The size and the structure of the island’s economy are not enough for trade relations to be significant in volume and Cuba has very little to offer China, besides becoming a political ally from which to cast some Chinese influence throughout the rest of the continent. For Cuba, relations with China are in effect, important in numbers. It is by far the first supplier of the consumer goods that are found in the country. Inversely, China buys almost nothing from Cuba, simply because Cuba produces nothing. As a tourism enclave it does not have much to offer the Asian country’s citizens either. Bilateral trade is just over one billion dollars and China triples Cuba in sales.

For the past two decades, Cuba´s useful collusion with Chavista and now Madurista Venezuela has resulted in the island’s attention being fully focused on a preferred relationship with the Venezuelan benefactor government. In the first place, Havana has a decisive influence on the revolutionary government for spreading its leftist and totalitarian thesis and in the second place, it obtains a substantial array of economic perks and political protection on which the Cuban government rests for its survival and support.

Nevertheless, with some sound discretion level, the Castro brothers did not waste the opportunity to closely relate to the United States during Barack Obama’s government and established another perverse collusion with the north based on the promise of a slow departure from the asphyxiating communism of the past years. China never saw with sympathy Cuba’s rapprochement with Washington during the years China was beginning to focus on its worldwide supremacy.

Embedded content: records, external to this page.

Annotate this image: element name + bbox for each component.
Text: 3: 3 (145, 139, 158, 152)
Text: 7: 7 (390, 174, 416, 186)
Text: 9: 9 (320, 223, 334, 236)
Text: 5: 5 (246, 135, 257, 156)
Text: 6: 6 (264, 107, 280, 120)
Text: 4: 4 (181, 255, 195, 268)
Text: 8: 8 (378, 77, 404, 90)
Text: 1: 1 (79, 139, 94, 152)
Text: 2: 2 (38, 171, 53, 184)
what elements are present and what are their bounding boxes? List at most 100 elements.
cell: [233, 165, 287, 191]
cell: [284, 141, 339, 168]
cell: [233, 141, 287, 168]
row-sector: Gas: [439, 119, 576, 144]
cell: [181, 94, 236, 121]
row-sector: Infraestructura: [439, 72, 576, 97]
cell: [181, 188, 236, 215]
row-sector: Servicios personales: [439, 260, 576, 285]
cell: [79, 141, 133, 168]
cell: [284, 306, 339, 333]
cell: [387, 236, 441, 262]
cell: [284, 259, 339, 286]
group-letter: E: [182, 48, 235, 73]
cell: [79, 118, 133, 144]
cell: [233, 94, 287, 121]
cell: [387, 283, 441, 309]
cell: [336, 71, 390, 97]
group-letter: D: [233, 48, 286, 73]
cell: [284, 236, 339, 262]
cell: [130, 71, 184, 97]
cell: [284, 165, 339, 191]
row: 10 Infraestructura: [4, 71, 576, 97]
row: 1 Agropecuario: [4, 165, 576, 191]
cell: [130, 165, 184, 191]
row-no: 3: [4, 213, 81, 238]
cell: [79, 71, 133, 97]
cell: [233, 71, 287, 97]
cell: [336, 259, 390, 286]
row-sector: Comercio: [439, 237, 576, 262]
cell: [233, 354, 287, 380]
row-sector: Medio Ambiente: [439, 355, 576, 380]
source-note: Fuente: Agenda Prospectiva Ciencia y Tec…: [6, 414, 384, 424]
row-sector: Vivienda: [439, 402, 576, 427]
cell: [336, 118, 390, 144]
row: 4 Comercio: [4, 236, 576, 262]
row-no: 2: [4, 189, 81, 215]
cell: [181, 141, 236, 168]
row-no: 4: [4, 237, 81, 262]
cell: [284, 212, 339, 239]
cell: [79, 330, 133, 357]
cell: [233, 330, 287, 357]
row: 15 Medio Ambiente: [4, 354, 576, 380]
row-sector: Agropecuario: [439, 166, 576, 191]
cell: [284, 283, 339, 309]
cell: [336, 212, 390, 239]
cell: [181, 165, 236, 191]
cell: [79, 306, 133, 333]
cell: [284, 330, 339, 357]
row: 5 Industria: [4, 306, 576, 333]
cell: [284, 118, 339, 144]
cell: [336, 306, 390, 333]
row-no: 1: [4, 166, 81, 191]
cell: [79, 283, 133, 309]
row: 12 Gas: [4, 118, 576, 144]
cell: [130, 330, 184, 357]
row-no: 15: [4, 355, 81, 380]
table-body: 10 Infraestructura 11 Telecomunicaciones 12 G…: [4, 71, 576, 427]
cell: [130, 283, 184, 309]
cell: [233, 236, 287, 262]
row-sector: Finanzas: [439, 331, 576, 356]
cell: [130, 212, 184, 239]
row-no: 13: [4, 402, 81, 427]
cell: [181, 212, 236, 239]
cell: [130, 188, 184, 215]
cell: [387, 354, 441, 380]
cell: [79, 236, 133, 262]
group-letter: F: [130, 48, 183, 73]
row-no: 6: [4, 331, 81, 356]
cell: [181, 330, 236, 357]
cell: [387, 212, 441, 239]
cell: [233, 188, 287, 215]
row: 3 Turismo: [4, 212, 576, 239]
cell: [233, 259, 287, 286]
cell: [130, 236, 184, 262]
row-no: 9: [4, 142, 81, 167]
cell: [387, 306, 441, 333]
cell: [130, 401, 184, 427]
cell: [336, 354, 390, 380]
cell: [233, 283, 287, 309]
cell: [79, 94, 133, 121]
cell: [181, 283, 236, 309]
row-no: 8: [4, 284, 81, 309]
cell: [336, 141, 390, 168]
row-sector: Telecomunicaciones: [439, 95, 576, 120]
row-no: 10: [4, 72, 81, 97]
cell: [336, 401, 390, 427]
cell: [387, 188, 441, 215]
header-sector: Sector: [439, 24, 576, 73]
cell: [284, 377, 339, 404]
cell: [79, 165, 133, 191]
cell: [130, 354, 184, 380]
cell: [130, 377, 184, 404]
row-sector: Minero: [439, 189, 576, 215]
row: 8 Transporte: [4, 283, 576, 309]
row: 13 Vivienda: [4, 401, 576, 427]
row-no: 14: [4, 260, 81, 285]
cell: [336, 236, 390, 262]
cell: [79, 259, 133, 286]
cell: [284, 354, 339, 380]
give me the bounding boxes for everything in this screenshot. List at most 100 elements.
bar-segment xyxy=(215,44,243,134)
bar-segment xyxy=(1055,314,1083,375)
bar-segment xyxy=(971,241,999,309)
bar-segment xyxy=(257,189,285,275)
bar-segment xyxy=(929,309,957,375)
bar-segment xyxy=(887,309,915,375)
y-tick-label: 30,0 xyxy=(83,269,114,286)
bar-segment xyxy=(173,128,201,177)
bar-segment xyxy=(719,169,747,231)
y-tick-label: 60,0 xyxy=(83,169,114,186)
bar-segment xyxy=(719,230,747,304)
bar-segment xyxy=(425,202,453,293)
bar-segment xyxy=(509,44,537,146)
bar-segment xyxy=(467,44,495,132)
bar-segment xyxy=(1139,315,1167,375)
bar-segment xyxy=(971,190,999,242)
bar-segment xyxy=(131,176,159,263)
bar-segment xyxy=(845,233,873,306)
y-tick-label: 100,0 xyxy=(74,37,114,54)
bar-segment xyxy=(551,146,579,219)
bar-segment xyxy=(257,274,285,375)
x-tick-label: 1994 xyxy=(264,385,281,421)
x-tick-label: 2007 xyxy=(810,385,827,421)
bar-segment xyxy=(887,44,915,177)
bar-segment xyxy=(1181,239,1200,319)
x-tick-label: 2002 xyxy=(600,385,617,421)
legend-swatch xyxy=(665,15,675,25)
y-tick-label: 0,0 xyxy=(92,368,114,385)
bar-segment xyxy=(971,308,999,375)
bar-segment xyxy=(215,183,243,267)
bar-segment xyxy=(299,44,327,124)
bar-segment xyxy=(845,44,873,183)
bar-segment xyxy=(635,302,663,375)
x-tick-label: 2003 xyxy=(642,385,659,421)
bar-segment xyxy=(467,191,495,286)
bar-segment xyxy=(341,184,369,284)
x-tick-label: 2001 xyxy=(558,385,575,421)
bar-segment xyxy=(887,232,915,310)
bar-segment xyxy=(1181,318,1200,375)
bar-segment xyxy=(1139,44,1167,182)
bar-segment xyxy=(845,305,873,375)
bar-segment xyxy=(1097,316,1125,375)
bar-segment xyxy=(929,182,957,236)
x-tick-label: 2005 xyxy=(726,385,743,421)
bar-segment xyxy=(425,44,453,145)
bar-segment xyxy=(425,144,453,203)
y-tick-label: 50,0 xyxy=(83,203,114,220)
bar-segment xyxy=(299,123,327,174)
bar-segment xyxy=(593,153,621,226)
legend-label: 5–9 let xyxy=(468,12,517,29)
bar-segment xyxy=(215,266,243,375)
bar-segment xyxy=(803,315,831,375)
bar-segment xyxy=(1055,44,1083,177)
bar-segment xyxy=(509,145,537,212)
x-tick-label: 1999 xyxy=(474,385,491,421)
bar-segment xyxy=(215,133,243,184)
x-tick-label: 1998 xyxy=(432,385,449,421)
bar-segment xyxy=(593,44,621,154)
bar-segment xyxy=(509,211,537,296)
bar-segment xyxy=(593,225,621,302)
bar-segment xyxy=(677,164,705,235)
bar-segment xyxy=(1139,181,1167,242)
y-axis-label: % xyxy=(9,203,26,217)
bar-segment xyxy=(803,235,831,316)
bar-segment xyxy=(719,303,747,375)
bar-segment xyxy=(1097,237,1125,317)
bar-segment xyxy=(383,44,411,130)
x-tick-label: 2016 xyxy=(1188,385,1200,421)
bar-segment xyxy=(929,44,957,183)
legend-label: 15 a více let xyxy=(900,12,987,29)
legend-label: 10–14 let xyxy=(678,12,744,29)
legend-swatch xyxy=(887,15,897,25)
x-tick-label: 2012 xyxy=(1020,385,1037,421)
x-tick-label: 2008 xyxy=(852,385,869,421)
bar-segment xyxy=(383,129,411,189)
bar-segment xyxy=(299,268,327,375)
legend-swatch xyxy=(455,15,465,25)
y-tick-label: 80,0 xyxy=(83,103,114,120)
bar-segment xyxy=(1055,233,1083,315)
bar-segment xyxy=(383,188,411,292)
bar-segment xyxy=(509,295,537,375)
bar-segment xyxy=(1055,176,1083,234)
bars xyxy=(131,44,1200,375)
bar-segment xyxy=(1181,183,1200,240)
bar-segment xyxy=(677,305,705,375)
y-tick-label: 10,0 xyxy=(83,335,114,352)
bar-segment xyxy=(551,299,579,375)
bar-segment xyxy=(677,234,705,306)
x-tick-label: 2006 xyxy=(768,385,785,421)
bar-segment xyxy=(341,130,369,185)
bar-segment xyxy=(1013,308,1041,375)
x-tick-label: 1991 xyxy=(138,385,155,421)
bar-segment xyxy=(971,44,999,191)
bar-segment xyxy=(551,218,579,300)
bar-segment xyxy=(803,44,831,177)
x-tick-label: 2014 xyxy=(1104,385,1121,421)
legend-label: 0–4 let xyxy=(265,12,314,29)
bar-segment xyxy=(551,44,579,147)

Once Havana’s crush on Washington was left behind in this new Trump era and once the Venezuelan government began to wane, which critically deprived Cuba of economic support, the eyes of the island’s leaders have turned to China to make themselves evident, to claim their tiny bit of silk and to pursue a place in the substantial program and on the route to international cooperation.

Nothing leads to think that the present situation of Cuba’s relationship with China will transform itself or that the island will manage to receive a better attention than the one it receives from China today. What Xi tries to obtain through the macro project designed four years ago which is making undoubted progress in many regions throughout the planet is the path toward global development in which China will have a decisive supremacy as the world’s first power.

And the truth is that China does not need Cuba at all in its present-day dynamics.